Apple's never had a particularly generous standard warranty, and the new Retina display MacBook Pros are no exception. Included with your purchase, you get one year of coverage, along with 90 days of free telephone support (compared with at least a year on most Windows PCs). For $249, you can extend the warranty to three years. This stretches the free-phone-support period to three years as well.
The 13-inch Retina display MacBook Pro sells from $1,299 -- a big drop from last year's models, which started at $1,699. On the base model, you get a 2.4GHz Core i5 processor (the same one we tested), along with 4GB of RAM, Intel Iris graphics and a 128GB PCIe SSD. For $1,499, it comes with the same processor, but double the RAM and storage space (so, 8GB with a 256GB SSD).

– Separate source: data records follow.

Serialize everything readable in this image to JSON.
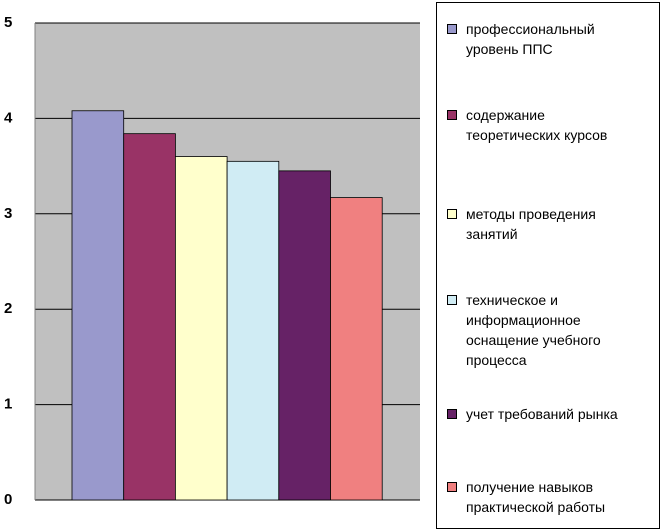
{
  "chart_data": {
    "type": "bar",
    "series": [
      {
        "name": "профессиональный уровень ППС",
        "color": "#9999cc",
        "values": [
          4.08
        ]
      },
      {
        "name": "содержание теоретических курсов",
        "color": "#993366",
        "values": [
          3.84
        ]
      },
      {
        "name": "методы проведения занятий",
        "color": "#ffffcc",
        "values": [
          3.6
        ]
      },
      {
        "name": "техническое и информационное оснащение учебного процесса",
        "color": "#d0ecf4",
        "values": [
          3.55
        ]
      },
      {
        "name": "учет требований рынка",
        "color": "#662266",
        "values": [
          3.45
        ]
      },
      {
        "name": "получение навыков практической работы",
        "color": "#f08080",
        "values": [
          3.17
        ]
      }
    ],
    "ylim": [
      0,
      5
    ],
    "yticks": [
      0,
      1,
      2,
      3,
      4,
      5
    ],
    "grid": true
  }
}
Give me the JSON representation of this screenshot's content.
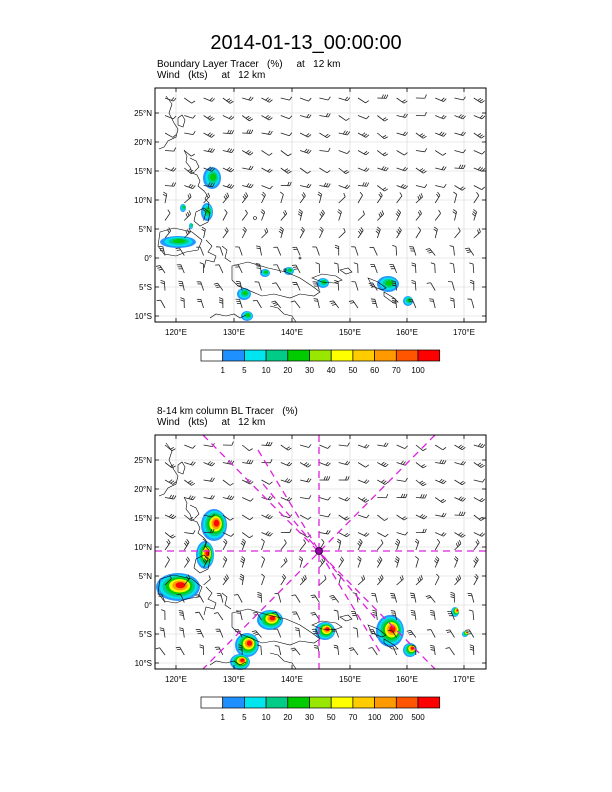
{
  "title": "2014-01-13_00:00:00",
  "panels": [
    {
      "title_line1": "Boundary Layer Tracer   (%)     at   12 km",
      "title_line2": "Wind   (kts)     at   12 km",
      "lat_labels": [
        "25°N",
        "20°N",
        "15°N",
        "10°N",
        "5°N",
        "0°",
        "5°S",
        "10°S"
      ],
      "lon_labels": [
        "120°E",
        "130°E",
        "140°E",
        "150°E",
        "160°E",
        "170°E"
      ],
      "colorbar_labels": [
        "1",
        "5",
        "10",
        "20",
        "30",
        "40",
        "50",
        "60",
        "70",
        "100"
      ],
      "colorbar_colors": [
        "#ffffff",
        "#1e90ff",
        "#00e5ee",
        "#00cc88",
        "#00cc00",
        "#99e600",
        "#ffff00",
        "#ffcc00",
        "#ff9900",
        "#ff5500",
        "#ff0000"
      ]
    },
    {
      "title_line1": "8-14 km column BL Tracer   (%)",
      "title_line2": "Wind   (kts)     at   12 km",
      "lat_labels": [
        "25°N",
        "20°N",
        "15°N",
        "10°N",
        "5°N",
        "0°",
        "5°S",
        "10°S"
      ],
      "lon_labels": [
        "120°E",
        "130°E",
        "140°E",
        "150°E",
        "160°E",
        "170°E"
      ],
      "colorbar_labels": [
        "1",
        "5",
        "10",
        "20",
        "30",
        "50",
        "70",
        "100",
        "200",
        "500"
      ],
      "colorbar_colors": [
        "#ffffff",
        "#1e90ff",
        "#00e5ee",
        "#00cc88",
        "#00cc00",
        "#99e600",
        "#ffff00",
        "#ffcc00",
        "#ff9900",
        "#ff5500",
        "#ff0000"
      ]
    }
  ]
}
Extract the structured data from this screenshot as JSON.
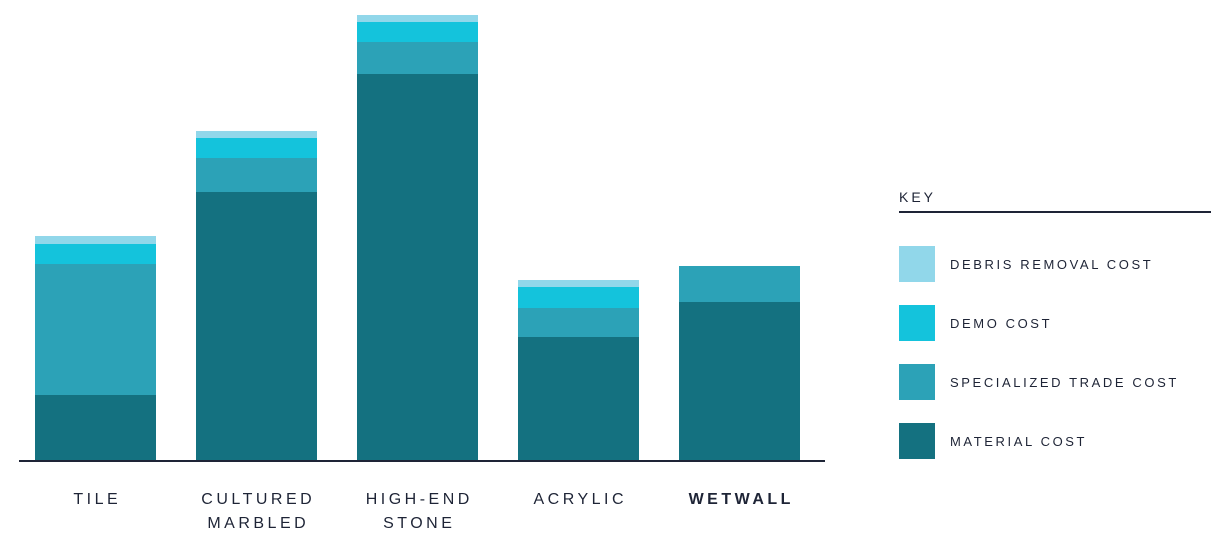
{
  "colors": {
    "material": "#147180",
    "specialized": "#2ca2b7",
    "demo": "#14c3dc",
    "debris": "#91d7ea",
    "axis": "#1e2436",
    "text": "#1e2436"
  },
  "legend": {
    "title": "KEY"
  },
  "chart_data": {
    "type": "bar",
    "stacked": true,
    "categories": [
      "TILE",
      "CULTURED\nMARBLED",
      "HIGH-END\nSTONE",
      "ACRYLIC",
      "WETWALL"
    ],
    "emphasized_category": "WETWALL",
    "series": [
      {
        "name": "MATERIAL COST",
        "color": "#147180",
        "values": [
          65,
          268,
          386,
          123,
          158
        ]
      },
      {
        "name": "SPECIALIZED TRADE COST",
        "color": "#2ca2b7",
        "values": [
          131,
          34,
          32,
          29,
          36
        ]
      },
      {
        "name": "DEMO COST",
        "color": "#14c3dc",
        "values": [
          20,
          20,
          20,
          21,
          0
        ]
      },
      {
        "name": "DEBRIS REMOVAL COST",
        "color": "#91d7ea",
        "values": [
          8,
          7,
          7,
          7,
          0
        ]
      }
    ],
    "legend_order": [
      "DEBRIS REMOVAL COST",
      "DEMO COST",
      "SPECIALIZED TRADE COST",
      "MATERIAL COST"
    ],
    "ylim": [
      0,
      460
    ],
    "title": "",
    "xlabel": "",
    "ylabel": "",
    "grid": false,
    "y_axis_visible": false,
    "legend_position": "right"
  }
}
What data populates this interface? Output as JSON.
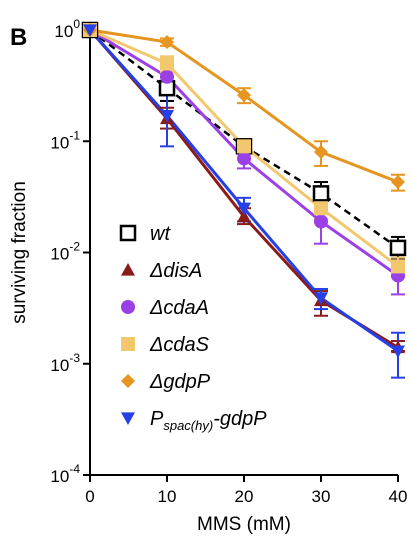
{
  "panel_label": "B",
  "chart_data": {
    "type": "line",
    "xlabel": "MMS (mM)",
    "ylabel": "surviving fraction",
    "x": [
      0,
      10,
      20,
      30,
      40
    ],
    "xlim": [
      0,
      40
    ],
    "ylim": [
      0.0001,
      1
    ],
    "yscale": "log",
    "x_ticks": [
      "0",
      "10",
      "20",
      "30",
      "40"
    ],
    "y_ticks": [
      {
        "value": 1,
        "base": "10",
        "exp": "0"
      },
      {
        "value": 0.1,
        "base": "10",
        "exp": "-1"
      },
      {
        "value": 0.01,
        "base": "10",
        "exp": "-2"
      },
      {
        "value": 0.001,
        "base": "10",
        "exp": "-3"
      },
      {
        "value": 0.0001,
        "base": "10",
        "exp": "-4"
      }
    ],
    "grid": false,
    "legend_position": "bottom-left",
    "series": [
      {
        "name": "wt",
        "key": "wt",
        "color": "#000000",
        "marker": "open-square",
        "dashed": true,
        "values": [
          1,
          0.3,
          0.09,
          0.034,
          0.011
        ],
        "err_low": [
          1,
          0.23,
          0.078,
          0.027,
          0.0088
        ],
        "err_high": [
          1,
          0.38,
          0.104,
          0.043,
          0.0138
        ]
      },
      {
        "name": "ΔdisA",
        "key": "disA",
        "color": "#8b1a1a",
        "marker": "triangle-up",
        "dashed": false,
        "values": [
          1,
          0.16,
          0.021,
          0.0037,
          0.0014
        ],
        "err_low": [
          1,
          0.13,
          0.018,
          0.0027,
          0.0013
        ],
        "err_high": [
          1,
          0.2,
          0.025,
          0.0045,
          0.0016
        ]
      },
      {
        "name": "ΔcdaA",
        "key": "cdaA",
        "color": "#9b3fe6",
        "marker": "circle",
        "dashed": false,
        "values": [
          1,
          0.38,
          0.07,
          0.019,
          0.0062
        ],
        "err_low": [
          1,
          0.31,
          0.057,
          0.012,
          0.0042
        ],
        "err_high": [
          1,
          0.45,
          0.085,
          0.026,
          0.0085
        ]
      },
      {
        "name": "ΔcdaS",
        "key": "cdaS",
        "color": "#f2c76e",
        "marker": "square",
        "dashed": false,
        "values": [
          1,
          0.5,
          0.09,
          0.025,
          0.0075
        ],
        "err_low": [
          1,
          0.42,
          0.08,
          0.02,
          0.006
        ],
        "err_high": [
          1,
          0.58,
          0.1,
          0.03,
          0.009
        ]
      },
      {
        "name": "ΔgdpP",
        "key": "gdpP",
        "color": "#e69520",
        "marker": "diamond",
        "dashed": false,
        "values": [
          1,
          0.78,
          0.26,
          0.08,
          0.043
        ],
        "err_low": [
          1,
          0.72,
          0.22,
          0.06,
          0.036
        ],
        "err_high": [
          1,
          0.84,
          0.3,
          0.1,
          0.05
        ]
      },
      {
        "name_main": "P",
        "name_sub": "spac(hy)",
        "name_tail": "-gdpP",
        "key": "spac",
        "color": "#2540e6",
        "marker": "triangle-down",
        "dashed": false,
        "values": [
          1,
          0.17,
          0.025,
          0.0039,
          0.0013
        ],
        "err_low": [
          1,
          0.09,
          0.019,
          0.0031,
          0.00075
        ],
        "err_high": [
          1,
          0.26,
          0.031,
          0.0047,
          0.0019
        ]
      }
    ]
  }
}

Finally, the top-end model retails for $1,799 with a slightly faster 2.6GHz Core i5 processor, 8GB of RAM and a 512GB SSD.
If you're upgrading from the lowest-end model, you can opt for that 2.6GHz Core i5 processor we mentioned ($100) or even a dual-core 2.8GHz Core i7 CPU ($300). Other add-ons include 8GB or 16GB of RAM. (The eight gigs of RAM is a $100 upgrade; the 16GB either costs $200 or $300, depending on whether you're upgrading from the lowest-end model or one of the higher-end ones.) You can also step up to 1TB of solid-state storage, but you can only do that if you select the top-end, $1,799 model. In that case, it's a $500 upgrade.
While we're at it, we may as well break down the 15-inch Retina display MacBook Pro too. As ever, this guy's significantly more expensive, with a starting price of $1,999. For the money, at least, you get much-improved specs: a quad-core 2GHz Core i7 processor, 8GB of RAM, 256GB of solid-state storage and Intel Iris Pro graphics. For $2,599, it comes with a faster 2.3GHz Core i7 processor, 16GB of RAM, 512GB of storage and dual graphics: Intel's Iris Pro chipset, along with a 2GB NVIDIA GeForce GT 750M GPU.